Мадам Даван подает кушанья, иногда мы беседуем. Разговор всегда начинаю я, она же молча прислуживает.
— Сегодня у меня тяжелый день, мадам Даван…
Ни за что на свете она не позволила бы горничной Розе подавать
Насколько мне известно, мадам Даван около сорока лет, и я почти ничего не знаю о ее прошлом. Мне горячо рекомендовало ее агентство по найму прислуги, но она не предъявила никакого удостоверения. Я полагаю, она вдова. Она никогда не говорит ни о своем муже, ни о том, какую жизнь вела до того, как поступила ко мне в дом.
Она стала заботиться обо мне так, словно в этом и заключалось ее назначение. Четыре года тому назад, когда я заболел воспалением легких, она столь умело ухаживала за мной, что Кандиль был поражен.
— Вы были медицинской сестрой? — спросил он ее при мне. Она ответила:
— Мне приходилось ухаживать за больными…
Больше она ничего не добавила. Где это было? У нее в семье? В больнице или частной клинике?

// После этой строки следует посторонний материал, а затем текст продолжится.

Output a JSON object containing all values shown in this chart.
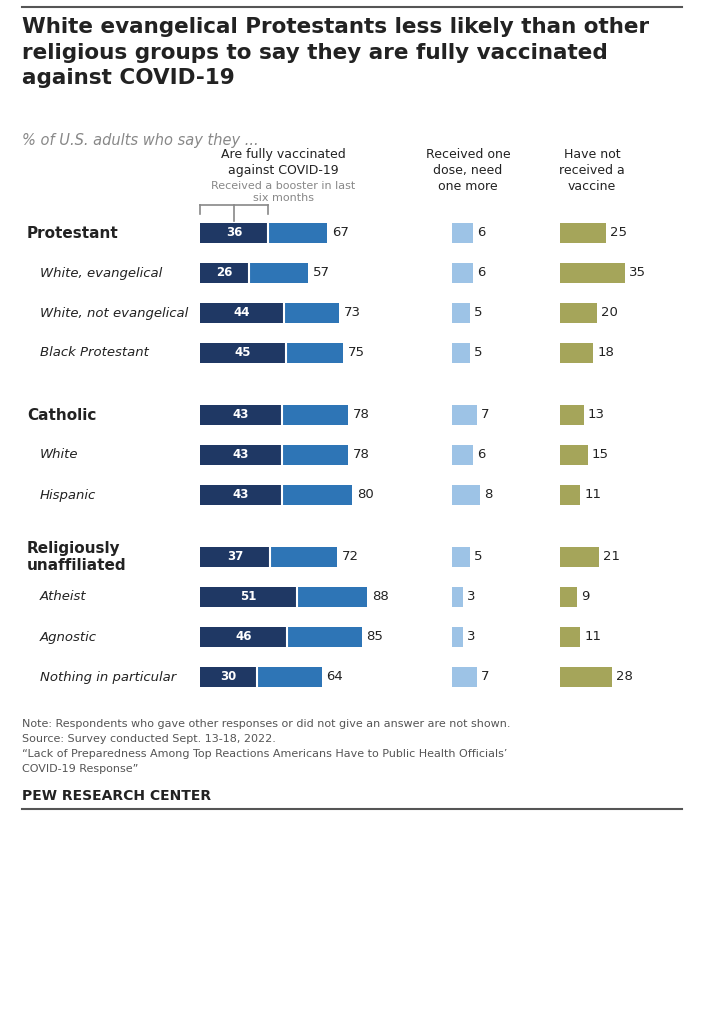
{
  "title": "White evangelical Protestants less likely than other\nreligious groups to say they are fully vaccinated\nagainst COVID-19",
  "subtitle": "% of U.S. adults who say they ...",
  "rows": [
    {
      "label": "Protestant",
      "bold": true,
      "indent": 0,
      "booster": 36,
      "fully": 67,
      "one_dose": 6,
      "no_vax": 25,
      "group_start": true
    },
    {
      "label": "White, evangelical",
      "bold": false,
      "indent": 1,
      "booster": 26,
      "fully": 57,
      "one_dose": 6,
      "no_vax": 35,
      "group_start": false
    },
    {
      "label": "White, not evangelical",
      "bold": false,
      "indent": 1,
      "booster": 44,
      "fully": 73,
      "one_dose": 5,
      "no_vax": 20,
      "group_start": false
    },
    {
      "label": "Black Protestant",
      "bold": false,
      "indent": 1,
      "booster": 45,
      "fully": 75,
      "one_dose": 5,
      "no_vax": 18,
      "group_start": false
    },
    {
      "label": "Catholic",
      "bold": true,
      "indent": 0,
      "booster": 43,
      "fully": 78,
      "one_dose": 7,
      "no_vax": 13,
      "group_start": true
    },
    {
      "label": "White",
      "bold": false,
      "indent": 1,
      "booster": 43,
      "fully": 78,
      "one_dose": 6,
      "no_vax": 15,
      "group_start": false
    },
    {
      "label": "Hispanic",
      "bold": false,
      "indent": 1,
      "booster": 43,
      "fully": 80,
      "one_dose": 8,
      "no_vax": 11,
      "group_start": false
    },
    {
      "label": "Religiously\nunaffiliated",
      "bold": true,
      "indent": 0,
      "booster": 37,
      "fully": 72,
      "one_dose": 5,
      "no_vax": 21,
      "group_start": true
    },
    {
      "label": "Atheist",
      "bold": false,
      "indent": 1,
      "booster": 51,
      "fully": 88,
      "one_dose": 3,
      "no_vax": 9,
      "group_start": false
    },
    {
      "label": "Agnostic",
      "bold": false,
      "indent": 1,
      "booster": 46,
      "fully": 85,
      "one_dose": 3,
      "no_vax": 11,
      "group_start": false
    },
    {
      "label": "Nothing in particular",
      "bold": false,
      "indent": 1,
      "booster": 30,
      "fully": 64,
      "one_dose": 7,
      "no_vax": 28,
      "group_start": false
    }
  ],
  "colors": {
    "dark_blue": "#1F3864",
    "mid_blue": "#2E75B6",
    "light_blue": "#9DC3E6",
    "olive": "#A5A55A",
    "text_dark": "#222222",
    "text_gray": "#888888",
    "background": "#ffffff",
    "border": "#555555"
  },
  "notes": [
    "Note: Respondents who gave other responses or did not give an answer are not shown.",
    "Source: Survey conducted Sept. 13-18, 2022.",
    "“Lack of Preparedness Among Top Reactions Americans Have to Public Health Officials’",
    "COVID-19 Response”"
  ],
  "footer": "PEW RESEARCH CENTER"
}
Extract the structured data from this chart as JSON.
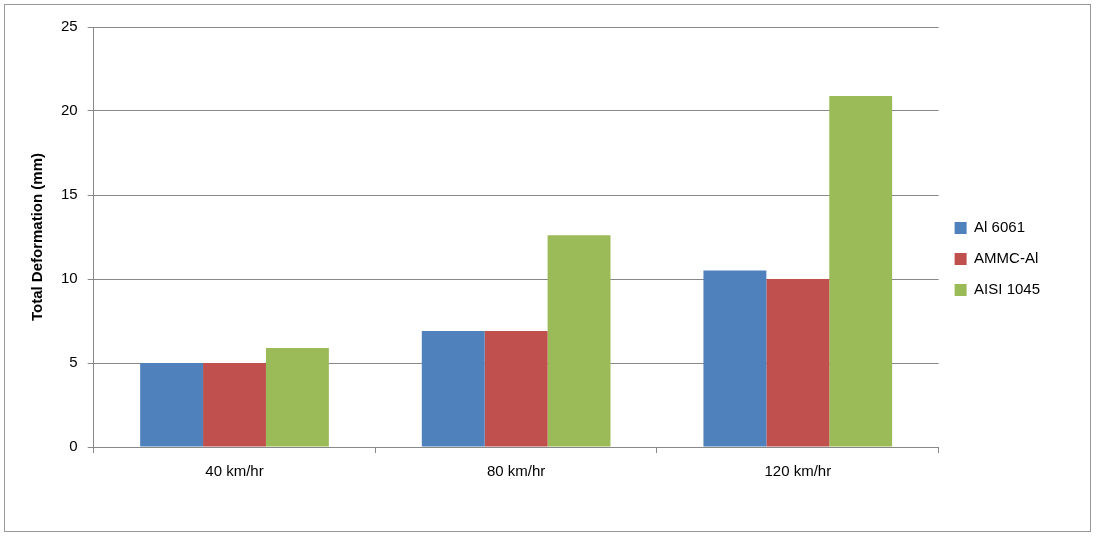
{
  "chart_data": {
    "type": "bar",
    "ylabel": "Total Deformation (mm)",
    "categories": [
      "40 km/hr",
      "80 km/hr",
      "120 km/hr"
    ],
    "series": [
      {
        "name": "Al 6061",
        "color": "#4f81bd",
        "values": [
          5.0,
          6.9,
          10.5
        ]
      },
      {
        "name": "AMMC-Al",
        "color": "#c0504d",
        "values": [
          5.0,
          6.9,
          10.0
        ]
      },
      {
        "name": "AISI 1045",
        "color": "#9bbb59",
        "values": [
          5.9,
          12.6,
          20.9
        ]
      }
    ],
    "ylim": [
      0,
      25
    ],
    "yticks": [
      0,
      5,
      10,
      15,
      20,
      25
    ],
    "grid": "y",
    "legend": "right"
  }
}
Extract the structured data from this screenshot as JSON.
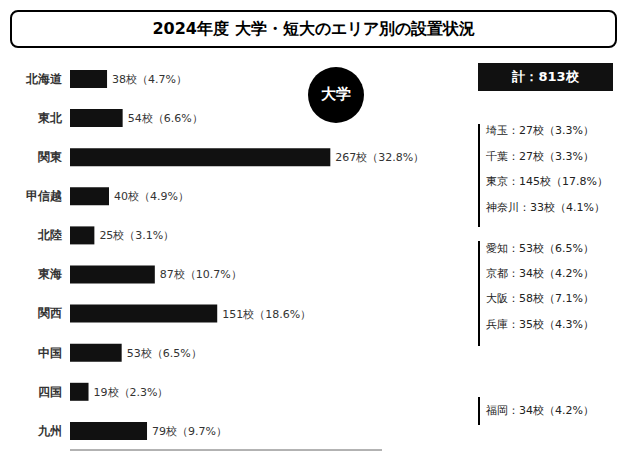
{
  "chart_data": {
    "type": "bar",
    "orientation": "horizontal",
    "title": "2024年度  大学・短大のエリア別の設置状況",
    "categories": [
      "北海道",
      "東北",
      "関東",
      "甲信越",
      "北陸",
      "東海",
      "関西",
      "中国",
      "四国",
      "九州"
    ],
    "values": [
      38,
      54,
      267,
      40,
      25,
      87,
      151,
      53,
      19,
      79
    ],
    "value_labels": [
      "38校（4.7%）",
      "54校（6.6%）",
      "267校（32.8%）",
      "40校（4.9%）",
      "25校（3.1%）",
      "87校（10.7%）",
      "151校（18.6%）",
      "53校（6.5%）",
      "19校（2.3%）",
      "79校（9.7%）"
    ],
    "data_labels": true,
    "color": "#111111",
    "xlim": [
      0,
      320
    ],
    "tick_labels": "y",
    "grid": false,
    "annotations": [
      "大学",
      "計：813校",
      "埼玉：27校（3.3%）",
      "千葉：27校（3.3%）",
      "東京：145校（17.8%）",
      "神奈川：33校（4.1%）",
      "愛知：53校（6.5%）",
      "京都：34校（4.2%）",
      "大阪：58校（7.1%）",
      "兵庫：35校（4.3%）",
      "福岡：34校（4.2%）"
    ]
  }
}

Мы доверяем друг другу. Я чувствую, что вся ее жизнь сосредоточилась здесь, в моем доме, что мир за его стенами для нее не существует.
— Моя первая жена очень больна в Нью-Йорке, а наш сын повесился на прошлой неделе…
— Вы очень огорчены?
Можно подумать, она догадывается о моих чувствах. Нет, откровенно говоря, я не огорчен. Но, разумеется, потрясен. Скорее даже, изумлен. Разве каждый из нас не надеется, что жизнь не готовит нам неприятных перемен?
— Когда вы в последний раз ее видели?
— В 1928 году…
И это единственная Пэт, которую я знаю, Пэт тех времен, молодая и веселая.
— Она вас покинула?
Мадам Даван задает вопросы так просто, что они не кажутся нескромными.
— Да… Вдруг заявила, что хочет провести несколько недель в Штатах… Она никак не могла привыкнуть к Парижу… Мой сын был тогда совсем маленьким… Потом я узнал, что она потребовала развод и получила его…
— И все-таки вас мучат угрызения совести, не так ли?
Минуту назад я был убежден, что совесть моя спокойна, что я всегда делал то, что должен был делать. Как она догадалась? Ведь и впрямь, с тех пор как я прочел это письмо, вернее даже, увидел этот почерк, предвещавший что-то недоброе, какая-то тяжесть навалилась мне на грудь. Я позвонил Эдди, разбудил его в шесть часов утра. И вот я еще раз выполняю свой долг.
Но этого недостаточно, чтобы совесть моя успокоилась. Бог знает, может быть, тогда, в то далекое время я не во всем был прав, когда сердился на Пэт.
Я представил ее себе старухой, худой, как скелет, с раздутым животом, похожей на ту беднягу, которая долгое время продавала фиалки на улице Кастильоне.
Я забыл лицо Пэт. Где-то должны быть ее фотографии, но я не знаю где. Надо спросить мадемуазель Соланж. Она работает в банке лет десять, и, если иногда и делает что-нибудь для меня, она уже не моя личная секретарша. Прежняя, Полина, с которой мне случалось развлекаться в своем кабинете, вышла замуж и живет теперь в Марокко. Она и наклеивала в альбом эти фотографии.